Program Proposal Instructions
ACRL 2015 proposals include the following core elements. Please read the descriptions and consider each one to give your proposal the best chance of success.
Each proposal must identify a Primary Speaker who will receive notification of the proposal's acceptance or rejection. If the proposal is accepted, the Primary Speaker will serve as the main point of contact for the ACRL staff.
ACRL depends on Primary Speakers to perform a variety of functions in developing the program and ensuring that it is successful at the conference. The Primary Speaker will work with his or her co-speakers to determine the scope of content, the order of speakers within the program, audiovisual needs, etc.; will confirm program details, descriptions and arrangements with speakers and staff; and will facilitate the program's presentation. The Primary Speaker also needs to be familiar with ACRL policies concerning expenses, honoraria, recording, and publishing; communicate regularly with co-speakers; respond to requests for information from ACRL staff and committee members; and adhere to deadlines. By submitting a proposal, you agree to perform these functions to the best of your ability if your proposal is accepted, or to identify a substitute Primary Speaker as necessary. ACRL reserves the right to reorganize content, combine proposals, and make other changes as necessary to render the proposal appropriate for presentation at its meetings. The involvement and agreement of the Primary Speaker will be sought on all such changes.
Additional Speakers Information
The Primary Speaker is required to provide full contact information for all of the speakers involved in the proposed session. ACRL requires complete contact information for every speaker (name, title, organization, address, phone, and e-mail) so we may issue appropriate speaker agreements to all presenters.
Choose the session format you feel is the most appropriate for your proposal.
Creative, interesting and informative titles and descriptions are most favorably viewed by the proposal review committees and prospective attendees.
Provide both a detailed description (500 words max.), as well as a short description (75 words max.). Keep in mind that ACRL 2013 is a blind, peer-review process. Do not identify presenter and institution names in your proposal (e.g., replace the name of your institution with a descriptor such as “private, four-year institution”).
The detailed description should outline your session’s main points, its relevance to attendees, how it is unique and different from others that may address the same topic, and the ways you will engage your audience.
The short description should actively describe your session (e.g., " Find out what fee-based and open source textbook options are available, how content can be effectively delivered, and how librarians can lead in the adoption of digital textbooks on their campuses.") If the proposal is accepted, the short description will be used in promotional materials and may be edited for style and clarity by ACRL staff.
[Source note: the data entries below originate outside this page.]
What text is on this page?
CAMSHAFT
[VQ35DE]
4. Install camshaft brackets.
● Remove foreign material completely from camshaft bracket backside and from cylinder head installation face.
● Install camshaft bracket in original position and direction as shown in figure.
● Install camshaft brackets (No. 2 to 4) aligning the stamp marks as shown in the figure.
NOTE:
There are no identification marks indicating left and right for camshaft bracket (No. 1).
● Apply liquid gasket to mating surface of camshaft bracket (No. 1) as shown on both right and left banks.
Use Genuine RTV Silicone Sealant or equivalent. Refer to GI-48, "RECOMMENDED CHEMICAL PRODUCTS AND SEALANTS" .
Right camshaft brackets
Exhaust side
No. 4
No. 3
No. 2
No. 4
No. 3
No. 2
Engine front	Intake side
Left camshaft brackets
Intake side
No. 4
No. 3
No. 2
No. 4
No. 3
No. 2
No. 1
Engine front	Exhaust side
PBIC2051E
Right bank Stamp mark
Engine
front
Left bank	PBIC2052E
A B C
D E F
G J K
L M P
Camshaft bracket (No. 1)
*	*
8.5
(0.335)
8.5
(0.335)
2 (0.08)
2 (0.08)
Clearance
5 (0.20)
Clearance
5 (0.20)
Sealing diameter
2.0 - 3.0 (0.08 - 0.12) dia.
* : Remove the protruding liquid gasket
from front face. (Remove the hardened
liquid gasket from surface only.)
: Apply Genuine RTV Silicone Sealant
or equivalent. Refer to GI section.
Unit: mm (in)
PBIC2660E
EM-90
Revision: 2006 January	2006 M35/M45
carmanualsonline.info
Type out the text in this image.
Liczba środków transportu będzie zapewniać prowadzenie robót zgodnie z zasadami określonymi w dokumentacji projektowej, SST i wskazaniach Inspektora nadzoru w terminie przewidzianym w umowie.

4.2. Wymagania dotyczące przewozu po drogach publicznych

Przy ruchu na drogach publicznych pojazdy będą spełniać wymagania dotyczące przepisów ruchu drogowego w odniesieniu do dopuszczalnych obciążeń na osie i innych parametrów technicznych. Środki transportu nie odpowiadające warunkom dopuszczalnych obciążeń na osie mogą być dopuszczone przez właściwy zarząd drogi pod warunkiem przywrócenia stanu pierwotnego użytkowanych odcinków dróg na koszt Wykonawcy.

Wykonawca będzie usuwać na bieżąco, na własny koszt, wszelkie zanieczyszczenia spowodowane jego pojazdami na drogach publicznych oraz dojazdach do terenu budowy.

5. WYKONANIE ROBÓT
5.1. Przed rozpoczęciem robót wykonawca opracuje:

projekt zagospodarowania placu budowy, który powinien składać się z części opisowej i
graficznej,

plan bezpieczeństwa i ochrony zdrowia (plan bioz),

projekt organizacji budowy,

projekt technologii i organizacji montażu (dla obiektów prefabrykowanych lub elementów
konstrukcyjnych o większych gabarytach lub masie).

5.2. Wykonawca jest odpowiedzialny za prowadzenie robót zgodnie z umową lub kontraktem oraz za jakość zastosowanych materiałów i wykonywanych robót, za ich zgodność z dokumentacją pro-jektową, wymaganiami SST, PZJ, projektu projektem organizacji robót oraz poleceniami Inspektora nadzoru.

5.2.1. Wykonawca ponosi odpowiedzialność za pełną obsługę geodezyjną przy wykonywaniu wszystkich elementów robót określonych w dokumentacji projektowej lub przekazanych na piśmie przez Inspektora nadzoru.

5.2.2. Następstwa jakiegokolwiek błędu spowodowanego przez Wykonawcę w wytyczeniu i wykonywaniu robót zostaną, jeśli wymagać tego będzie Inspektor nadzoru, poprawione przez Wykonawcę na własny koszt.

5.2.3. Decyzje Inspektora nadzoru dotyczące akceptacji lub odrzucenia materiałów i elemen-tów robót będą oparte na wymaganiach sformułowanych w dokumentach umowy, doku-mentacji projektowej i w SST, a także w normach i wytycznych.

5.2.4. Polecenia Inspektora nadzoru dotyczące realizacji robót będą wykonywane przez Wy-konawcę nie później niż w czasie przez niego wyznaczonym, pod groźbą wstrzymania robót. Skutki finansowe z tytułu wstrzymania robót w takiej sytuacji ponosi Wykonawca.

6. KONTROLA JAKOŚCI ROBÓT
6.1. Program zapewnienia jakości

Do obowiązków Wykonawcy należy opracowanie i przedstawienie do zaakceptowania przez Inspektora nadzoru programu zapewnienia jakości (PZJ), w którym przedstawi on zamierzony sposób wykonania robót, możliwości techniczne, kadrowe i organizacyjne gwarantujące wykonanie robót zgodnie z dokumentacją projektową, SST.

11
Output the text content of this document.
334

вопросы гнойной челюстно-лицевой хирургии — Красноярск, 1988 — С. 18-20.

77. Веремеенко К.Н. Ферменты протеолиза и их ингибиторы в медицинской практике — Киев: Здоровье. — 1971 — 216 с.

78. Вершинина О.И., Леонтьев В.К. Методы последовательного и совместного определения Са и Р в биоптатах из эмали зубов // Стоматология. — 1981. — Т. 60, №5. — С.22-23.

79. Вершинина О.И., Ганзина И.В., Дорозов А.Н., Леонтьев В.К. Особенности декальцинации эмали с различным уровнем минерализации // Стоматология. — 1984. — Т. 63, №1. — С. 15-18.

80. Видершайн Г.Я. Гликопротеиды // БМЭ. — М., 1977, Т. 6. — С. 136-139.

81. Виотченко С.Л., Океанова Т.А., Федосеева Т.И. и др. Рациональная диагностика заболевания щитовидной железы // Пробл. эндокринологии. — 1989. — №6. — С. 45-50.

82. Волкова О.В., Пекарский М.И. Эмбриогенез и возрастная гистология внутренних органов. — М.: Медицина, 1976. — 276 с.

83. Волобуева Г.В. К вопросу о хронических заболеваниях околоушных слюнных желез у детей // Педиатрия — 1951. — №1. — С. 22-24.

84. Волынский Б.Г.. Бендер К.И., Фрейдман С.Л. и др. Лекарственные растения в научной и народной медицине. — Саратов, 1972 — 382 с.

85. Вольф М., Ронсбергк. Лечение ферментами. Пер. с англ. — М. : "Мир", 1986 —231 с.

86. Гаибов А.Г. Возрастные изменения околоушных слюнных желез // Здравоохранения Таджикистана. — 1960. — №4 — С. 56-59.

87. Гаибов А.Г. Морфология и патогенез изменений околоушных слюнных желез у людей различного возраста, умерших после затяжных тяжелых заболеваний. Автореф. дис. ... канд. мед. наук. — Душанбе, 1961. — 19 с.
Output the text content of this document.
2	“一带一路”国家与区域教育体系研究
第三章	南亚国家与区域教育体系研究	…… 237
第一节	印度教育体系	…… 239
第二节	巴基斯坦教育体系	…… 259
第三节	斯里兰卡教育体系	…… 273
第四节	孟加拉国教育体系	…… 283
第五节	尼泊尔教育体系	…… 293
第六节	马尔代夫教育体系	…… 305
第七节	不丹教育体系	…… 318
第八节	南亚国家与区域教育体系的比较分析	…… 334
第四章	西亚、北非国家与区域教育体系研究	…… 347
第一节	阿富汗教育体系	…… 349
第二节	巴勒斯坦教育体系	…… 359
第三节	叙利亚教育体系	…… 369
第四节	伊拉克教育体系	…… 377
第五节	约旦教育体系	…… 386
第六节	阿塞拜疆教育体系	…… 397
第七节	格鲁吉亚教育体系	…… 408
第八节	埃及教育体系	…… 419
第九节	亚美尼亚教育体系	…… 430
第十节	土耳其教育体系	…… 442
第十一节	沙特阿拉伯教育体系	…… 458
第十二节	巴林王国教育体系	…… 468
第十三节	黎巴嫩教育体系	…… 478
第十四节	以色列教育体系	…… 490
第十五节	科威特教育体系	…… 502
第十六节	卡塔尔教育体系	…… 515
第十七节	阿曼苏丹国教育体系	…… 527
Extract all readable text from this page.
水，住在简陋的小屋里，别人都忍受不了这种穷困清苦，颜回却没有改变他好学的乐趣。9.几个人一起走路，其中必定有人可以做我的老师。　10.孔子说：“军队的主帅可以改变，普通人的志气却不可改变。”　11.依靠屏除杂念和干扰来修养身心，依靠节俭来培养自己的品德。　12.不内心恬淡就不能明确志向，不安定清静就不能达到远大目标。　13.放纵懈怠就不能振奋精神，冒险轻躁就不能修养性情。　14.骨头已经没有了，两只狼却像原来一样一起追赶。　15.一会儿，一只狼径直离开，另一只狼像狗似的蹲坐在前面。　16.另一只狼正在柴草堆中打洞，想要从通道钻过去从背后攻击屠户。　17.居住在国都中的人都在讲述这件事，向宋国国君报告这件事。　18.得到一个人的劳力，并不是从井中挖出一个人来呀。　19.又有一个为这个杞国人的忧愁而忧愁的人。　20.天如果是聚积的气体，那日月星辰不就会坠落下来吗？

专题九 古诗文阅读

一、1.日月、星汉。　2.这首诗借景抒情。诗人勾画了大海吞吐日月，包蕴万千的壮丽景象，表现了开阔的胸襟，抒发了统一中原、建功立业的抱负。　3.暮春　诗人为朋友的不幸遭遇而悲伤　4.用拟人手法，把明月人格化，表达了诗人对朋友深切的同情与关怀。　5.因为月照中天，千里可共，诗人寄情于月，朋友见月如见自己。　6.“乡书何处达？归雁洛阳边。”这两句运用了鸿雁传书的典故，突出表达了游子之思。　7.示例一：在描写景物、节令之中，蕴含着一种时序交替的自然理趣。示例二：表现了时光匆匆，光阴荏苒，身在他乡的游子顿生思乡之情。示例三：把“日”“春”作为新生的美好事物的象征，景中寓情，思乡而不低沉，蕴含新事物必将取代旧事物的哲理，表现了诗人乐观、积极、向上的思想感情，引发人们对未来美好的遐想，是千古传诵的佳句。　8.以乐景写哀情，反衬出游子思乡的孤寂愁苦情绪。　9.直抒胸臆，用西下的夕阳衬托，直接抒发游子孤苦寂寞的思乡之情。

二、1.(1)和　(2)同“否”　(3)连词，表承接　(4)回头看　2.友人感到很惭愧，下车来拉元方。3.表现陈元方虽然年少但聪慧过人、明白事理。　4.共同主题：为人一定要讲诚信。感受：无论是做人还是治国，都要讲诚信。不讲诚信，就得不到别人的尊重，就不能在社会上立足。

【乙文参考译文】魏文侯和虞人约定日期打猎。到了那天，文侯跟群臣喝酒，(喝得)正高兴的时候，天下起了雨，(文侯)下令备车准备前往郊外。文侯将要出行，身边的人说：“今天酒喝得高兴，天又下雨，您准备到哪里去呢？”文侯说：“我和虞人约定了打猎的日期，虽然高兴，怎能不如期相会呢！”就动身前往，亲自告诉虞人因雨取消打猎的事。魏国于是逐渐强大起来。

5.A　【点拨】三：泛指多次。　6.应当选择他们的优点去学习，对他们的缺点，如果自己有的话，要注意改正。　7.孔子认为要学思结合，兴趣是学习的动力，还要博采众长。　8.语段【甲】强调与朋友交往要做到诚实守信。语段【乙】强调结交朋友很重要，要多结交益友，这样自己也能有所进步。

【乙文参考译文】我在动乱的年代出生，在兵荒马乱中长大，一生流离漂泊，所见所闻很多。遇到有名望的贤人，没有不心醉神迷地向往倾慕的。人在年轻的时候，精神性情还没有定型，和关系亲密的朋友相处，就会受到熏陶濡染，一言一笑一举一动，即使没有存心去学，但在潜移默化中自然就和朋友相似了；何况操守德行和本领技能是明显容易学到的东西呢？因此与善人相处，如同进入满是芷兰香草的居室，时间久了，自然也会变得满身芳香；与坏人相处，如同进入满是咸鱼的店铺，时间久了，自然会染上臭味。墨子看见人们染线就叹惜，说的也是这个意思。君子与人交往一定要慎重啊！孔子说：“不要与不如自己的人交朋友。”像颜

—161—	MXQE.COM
Select up to three tags reflect the program’s main topic areas. Identify the primary, secondary, and tertiary tags for your program.
PRIMARY TAGS *required
Leadership & management
Teaching & learning
Intellectual property & copyright
Metadata & cataloging
Public policy/government relations
Trends & forecasting
Type of library (university, community college, college, special)
Develop three learning outcomes for your session.
*Suggestions for development: A well-written learning outcome will identify what participants will be able to do as a result of attending your program. How will your target audience's skills, attitudes, knowledge, behavior, status, or life condition change or improve by participating in your program? Think about the intended impact of the program and how it fills a need or solves a problem.
Tip: Consider using a verb or action phrase + "in order to" + an impact statement to design your outcomes. The first phrase describes the skill or task you want to learner to perform, and the second phrase describes its impact and why it is important.
Examples of well-written learning outcomes:
- Define assessment in terms of student learning in order to identify its relationship to good teaching.
- State several concepts and applications of assessment in order to apply it as a practical information literacy tool.
- Critically examine different classroom assessment techniques in order to evaluate them for application in your own setting.
*Adapted from: Debra Gilchrist, Assessment is Learning. ACRL Immersion Program, 2007
Optional. If provided your hashtag will be published in conference materials. Your hashtag should be short but descriptive and check Twitter to ensure it's unique (e.g., Title: Mashup or Crashup: Collaborating with Intra and Extra Library Partners to Create a Merged Library Service Desk; Hashtag: #acrlmashup).
Type of Audience
Identity who the session is for:
- People brand new to the topic
- People with some experience in the topic, but looking to grow
- People with experience in the topic, but who are transitioning to greater responsibilities in this area
- People with extensive experience in the topic, but looking for ways to find out what is new or to refresh their knowledge
In accordance with ALA practices, librarian presenters cannot receive honoraria nor have expenses reimbursed for presenting conference programs. Non-librarian presenters may be eligible for complimentary registration, per diem, and/or travel reimbursement. All requests for reimbursement or honorarium are subject to approval by the program committee; acceptance of the proposal does not guarantee funding.